Par le passé, d’autres enseignants d’université ont instrumentalisé le Synes pour servir leurs intérêts et pour attendre leurs objectifs et desseins. L’on se souvient, sans prétention à l’exhaustivité, du cas du Professeur Emmanuel Dieudonné Pegnyemb, ancien membre du Synes, qui avait, entre autres, décrié les conditions dégradantes dans lesquelles ses collègues et lui dispensaient les enseignements au département de Chimie à l’Université de Yaoundé. En 2005, un mois après la grève estudiantine organisée par l’Association pour la défense des droits des étudiants du Cameroun (Addec), ce Chimiste avait, dans le quotidien “Mutations”, en date du 6 mai 2005, peint le tableau noir d’un enseignant en butte aux difficultés liées,entre autres, à l’exiguïté des bureaux des enseignants, à l’étroitesse et à la pauvreté des laboratoires. Mais quelques années plus tard, Pegnyemb avait été nommé Directeur des accréditations universitaires et de la qualité au ministère de l’Enseignement supérieur (Minesup). Il est idoine de préciser qu’après avoir bénéficié d’une promotion socioprofessionnelle dans une administration donnée, vous cessez d’arborer le manteau de syndicaliste.

Il n’y a pas qu’au Synes, où certains syndicalistes ont été cooptés dans les arcanes de la manducation. Même au Syndicat national des journalistes du Cameroun(Snjc), Denis Nkwebo, ancien leader de cette corporation, a été nommé comme membre de la commission des droits de l’homme du Cameroun le 19 février 2021. L’on a donc l’impression que ce sont des aventuriers qui se positionnent dans l’environnement socioprofessionnel pour se battre pour tenir les rênes des syndicats et pour escompter, à long terme, une nouvelle ascension socioprofessionnelle, source de l’accroissement des prébendes, des dividendes et des avantages de toutes sortes.

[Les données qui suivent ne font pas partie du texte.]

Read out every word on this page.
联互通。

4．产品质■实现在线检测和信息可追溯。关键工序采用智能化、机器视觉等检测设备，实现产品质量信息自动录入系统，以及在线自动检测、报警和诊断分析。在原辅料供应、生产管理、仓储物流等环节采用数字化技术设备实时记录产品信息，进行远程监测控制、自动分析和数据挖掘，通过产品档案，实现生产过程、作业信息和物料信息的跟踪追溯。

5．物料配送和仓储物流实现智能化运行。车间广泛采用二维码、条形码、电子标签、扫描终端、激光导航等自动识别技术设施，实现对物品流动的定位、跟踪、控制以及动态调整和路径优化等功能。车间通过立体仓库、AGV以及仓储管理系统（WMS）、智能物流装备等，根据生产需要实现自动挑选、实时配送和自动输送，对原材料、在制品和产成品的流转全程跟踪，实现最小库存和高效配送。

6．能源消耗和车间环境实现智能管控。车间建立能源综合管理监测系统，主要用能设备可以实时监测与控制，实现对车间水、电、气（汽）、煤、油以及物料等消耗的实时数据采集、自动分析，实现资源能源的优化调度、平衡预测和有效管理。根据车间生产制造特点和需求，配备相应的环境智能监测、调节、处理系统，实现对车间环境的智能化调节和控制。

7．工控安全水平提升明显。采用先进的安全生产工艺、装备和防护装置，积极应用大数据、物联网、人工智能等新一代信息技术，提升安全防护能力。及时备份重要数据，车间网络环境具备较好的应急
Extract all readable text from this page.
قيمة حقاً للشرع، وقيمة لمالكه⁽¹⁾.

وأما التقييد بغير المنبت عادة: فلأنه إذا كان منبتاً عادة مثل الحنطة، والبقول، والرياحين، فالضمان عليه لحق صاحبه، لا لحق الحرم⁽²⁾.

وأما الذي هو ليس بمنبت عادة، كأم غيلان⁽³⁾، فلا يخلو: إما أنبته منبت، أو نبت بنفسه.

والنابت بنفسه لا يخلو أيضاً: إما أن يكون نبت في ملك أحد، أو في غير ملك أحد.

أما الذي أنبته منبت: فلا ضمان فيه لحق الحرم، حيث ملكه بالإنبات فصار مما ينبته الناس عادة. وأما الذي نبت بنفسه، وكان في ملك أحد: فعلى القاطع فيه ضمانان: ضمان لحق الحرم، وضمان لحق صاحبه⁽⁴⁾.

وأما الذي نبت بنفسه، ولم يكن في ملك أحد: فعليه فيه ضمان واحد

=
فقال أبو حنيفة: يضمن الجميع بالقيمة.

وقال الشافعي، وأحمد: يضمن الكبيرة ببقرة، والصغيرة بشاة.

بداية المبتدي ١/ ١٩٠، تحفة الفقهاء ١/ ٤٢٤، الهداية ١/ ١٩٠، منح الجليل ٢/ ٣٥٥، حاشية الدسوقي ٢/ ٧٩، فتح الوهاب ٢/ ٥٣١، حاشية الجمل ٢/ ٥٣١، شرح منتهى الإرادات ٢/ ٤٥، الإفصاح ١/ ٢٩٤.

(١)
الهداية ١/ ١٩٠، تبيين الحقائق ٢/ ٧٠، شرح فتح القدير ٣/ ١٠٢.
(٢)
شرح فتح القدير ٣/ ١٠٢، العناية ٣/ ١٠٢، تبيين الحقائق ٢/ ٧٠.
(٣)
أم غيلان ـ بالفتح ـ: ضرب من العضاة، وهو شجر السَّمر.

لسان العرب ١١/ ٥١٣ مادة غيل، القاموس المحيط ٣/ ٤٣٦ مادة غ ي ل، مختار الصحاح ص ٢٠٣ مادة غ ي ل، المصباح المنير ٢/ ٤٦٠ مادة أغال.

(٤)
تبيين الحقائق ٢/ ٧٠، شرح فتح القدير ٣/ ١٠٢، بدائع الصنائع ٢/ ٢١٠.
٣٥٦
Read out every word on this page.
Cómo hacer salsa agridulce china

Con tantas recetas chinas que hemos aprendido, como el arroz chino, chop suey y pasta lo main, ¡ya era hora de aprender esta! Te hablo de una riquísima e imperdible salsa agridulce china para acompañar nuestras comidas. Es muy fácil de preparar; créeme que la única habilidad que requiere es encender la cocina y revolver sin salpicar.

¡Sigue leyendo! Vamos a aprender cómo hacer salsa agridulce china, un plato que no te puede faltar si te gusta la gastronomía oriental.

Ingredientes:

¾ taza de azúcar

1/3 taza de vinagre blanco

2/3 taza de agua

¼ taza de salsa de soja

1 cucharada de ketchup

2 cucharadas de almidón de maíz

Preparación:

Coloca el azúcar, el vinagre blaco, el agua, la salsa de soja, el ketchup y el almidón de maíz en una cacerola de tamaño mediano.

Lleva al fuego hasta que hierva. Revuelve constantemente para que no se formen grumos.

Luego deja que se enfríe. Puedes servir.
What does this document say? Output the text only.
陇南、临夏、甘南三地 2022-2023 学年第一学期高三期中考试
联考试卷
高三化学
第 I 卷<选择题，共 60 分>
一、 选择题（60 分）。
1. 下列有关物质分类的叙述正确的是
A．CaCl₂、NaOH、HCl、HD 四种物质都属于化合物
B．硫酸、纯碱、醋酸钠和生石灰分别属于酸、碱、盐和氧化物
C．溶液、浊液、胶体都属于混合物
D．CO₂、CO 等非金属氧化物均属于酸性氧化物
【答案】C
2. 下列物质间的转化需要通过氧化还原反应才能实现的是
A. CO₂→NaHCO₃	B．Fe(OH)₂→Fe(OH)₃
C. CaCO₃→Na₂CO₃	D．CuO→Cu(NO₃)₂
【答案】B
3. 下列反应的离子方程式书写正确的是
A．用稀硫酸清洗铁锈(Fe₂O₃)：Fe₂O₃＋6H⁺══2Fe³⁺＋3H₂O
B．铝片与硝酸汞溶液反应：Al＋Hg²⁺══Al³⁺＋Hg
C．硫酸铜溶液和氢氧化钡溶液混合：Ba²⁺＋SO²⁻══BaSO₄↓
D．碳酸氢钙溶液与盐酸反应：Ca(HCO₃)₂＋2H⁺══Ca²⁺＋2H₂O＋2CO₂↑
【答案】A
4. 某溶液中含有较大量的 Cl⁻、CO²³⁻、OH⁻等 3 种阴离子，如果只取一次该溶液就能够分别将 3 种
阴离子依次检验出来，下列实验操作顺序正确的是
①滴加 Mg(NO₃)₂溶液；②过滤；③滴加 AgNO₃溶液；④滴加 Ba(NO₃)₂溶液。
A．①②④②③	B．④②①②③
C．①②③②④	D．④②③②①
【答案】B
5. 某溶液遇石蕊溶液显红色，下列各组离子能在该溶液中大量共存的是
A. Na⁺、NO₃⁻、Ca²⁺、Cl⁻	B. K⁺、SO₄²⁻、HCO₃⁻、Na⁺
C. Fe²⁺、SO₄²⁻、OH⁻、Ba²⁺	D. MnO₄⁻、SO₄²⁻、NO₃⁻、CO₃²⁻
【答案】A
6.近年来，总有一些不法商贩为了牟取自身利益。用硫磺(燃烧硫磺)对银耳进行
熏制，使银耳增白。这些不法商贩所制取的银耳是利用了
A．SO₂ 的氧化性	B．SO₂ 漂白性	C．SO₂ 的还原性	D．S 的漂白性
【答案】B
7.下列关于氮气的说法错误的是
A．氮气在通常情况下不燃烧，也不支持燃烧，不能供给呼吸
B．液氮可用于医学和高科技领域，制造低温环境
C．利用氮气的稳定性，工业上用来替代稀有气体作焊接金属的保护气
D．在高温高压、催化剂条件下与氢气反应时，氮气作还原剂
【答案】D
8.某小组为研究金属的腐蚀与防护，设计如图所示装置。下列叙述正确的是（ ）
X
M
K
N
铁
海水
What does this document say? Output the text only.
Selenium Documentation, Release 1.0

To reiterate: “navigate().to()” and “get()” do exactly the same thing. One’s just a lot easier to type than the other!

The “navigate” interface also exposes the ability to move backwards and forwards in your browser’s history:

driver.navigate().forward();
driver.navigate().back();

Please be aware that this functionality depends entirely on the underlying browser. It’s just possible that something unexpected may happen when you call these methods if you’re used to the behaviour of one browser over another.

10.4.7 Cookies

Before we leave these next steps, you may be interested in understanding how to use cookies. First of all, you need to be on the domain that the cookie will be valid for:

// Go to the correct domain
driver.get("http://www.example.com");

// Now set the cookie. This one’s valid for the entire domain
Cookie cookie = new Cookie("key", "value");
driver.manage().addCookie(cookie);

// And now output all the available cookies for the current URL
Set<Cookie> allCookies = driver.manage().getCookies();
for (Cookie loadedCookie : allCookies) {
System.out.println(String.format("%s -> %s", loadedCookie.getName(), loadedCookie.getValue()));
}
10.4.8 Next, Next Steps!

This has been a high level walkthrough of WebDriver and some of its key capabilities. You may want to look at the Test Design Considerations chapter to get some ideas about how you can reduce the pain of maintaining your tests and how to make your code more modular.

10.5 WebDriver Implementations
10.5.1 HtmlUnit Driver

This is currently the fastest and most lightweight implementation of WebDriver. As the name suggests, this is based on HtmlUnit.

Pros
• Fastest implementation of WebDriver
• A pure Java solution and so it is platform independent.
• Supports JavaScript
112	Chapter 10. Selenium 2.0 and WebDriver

Optant pour la politique de la division pour mieux régner, les pouvoirs publics entrent en scène et manipulent certains leaders syndicaux mués en marionnettes pour briser l’élan de contre-pouvoir qu’ils sont censés insuffler en permanence. Très souvent, ce sont les mêmes pouvoir publics qui manœuvrent, sous cape, pour travailler à la cooptation de tel leaders syndical qui leur fera allégeance et qui jouera le rôle de courtisan et d’agent de renseignements auprès de leur destinataire, l’enjeu étant d’engranger des espèces sonnantes et trébuchantes et de continuer à faire semblant de théâtraliser la posture de défense des droits des travailleurs.

Or, il ne s’agit que d’une mise en scène savamment orchestrée par le leader-laquais, qui œuvre au détriment des employés misérabilisés et paupérisés par les bourgeois compradores tant il devient serviteur des appareils idéologiques et répressifs de l’État qui l’instrumentalisent de manière régulière. Pauvres leaders syndicaux devenus des marionnettes du système oppresseur et autoritariste!

Serge Aimé Bikoi, Journaliste. Rédacteur en chef Panorama papers. Chef service politique et économie à Radio Siantou. Sociologue du développement.